Bantuan ini disalurkan untuk mengatasi keluhan warga yang kesulitan mendapatkan akses air bersih pascabencana.Penyaluran bantuan dilakukan oleh personil Polres Ngada melalui anggota Bhabinkamtibmas yang bekerja sama dengan Lembaga Amil Zakat (LAZ) Peduli Dakwah Riung pada Jumat (21/8/2026).
Sebanyak lima unit tandon air didistribusikan ke sejumlah titik pengungsian di Desa Ite Jaya.
“Bantuan tandon air ini disalurkan untuk merespons langsung keluhan warga di tenda darurat yang kesulitan menampung air bersih,” ujar Bhabinkamtibmas Aipda Muhlis Muhamad.
Sebanyak empat unit tandon ditempatkan di Posko Goloite, sementara satu unit lainnya dipasang di Posko Punsu, Desa Ite Jaya. Sejak gempa mengguncang wilayah tersebut, sebagian besar warga memilih mendirikan posko pengungsian mandiri di sekitar tempat tinggal mereka.
Udin Safarudin (55), salah seorang pengungsi di Posko Mandiri Goloite, menyampaikan bahwa bantuan wadah penampung ini sangat krusial bagi kebutuhan harian warga di pengungsian.
“Kami berterima kasih atas bantuan dari Polres Ngada dan LAZ Peduli Dakwah. Keberadaan tandon ini sangat membantu kami untuk menyimpan air bersih demi kebutuhan minum dan memasak,” kata Udin.

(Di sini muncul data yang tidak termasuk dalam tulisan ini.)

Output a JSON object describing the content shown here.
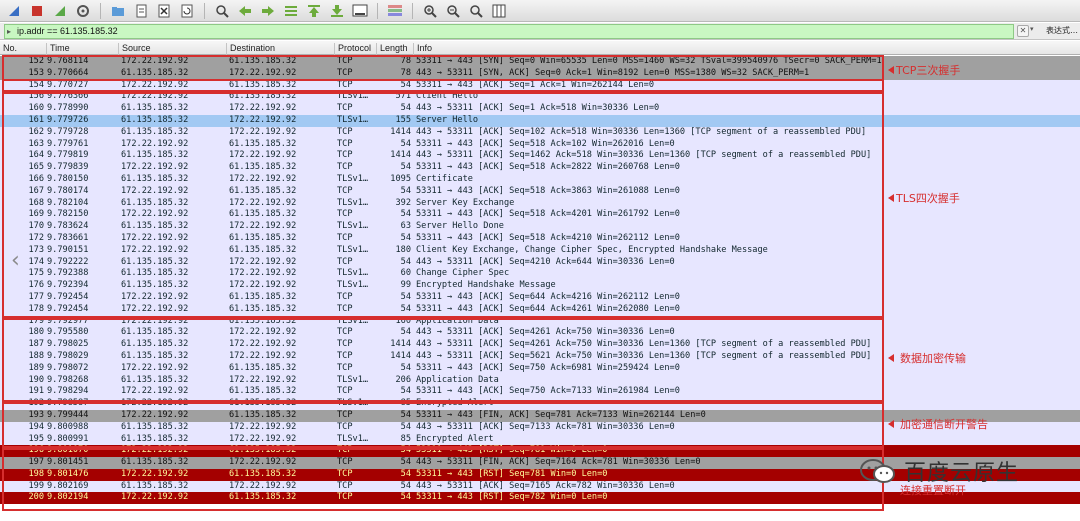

Guna mempercepat penanganan dampak bencana, Polres Ngada juga telah mendirikan Posko Tanggap Bencana resmi di halaman Kantor Polsek Riung.
Pihak kepolisian mengimbau warga terdampak untuk aktif berkoordinasi dengan petugas Bhabinkamtibmas di desa masing-masing jika membutuhkan bantuan darurat atau logistik lanjutan.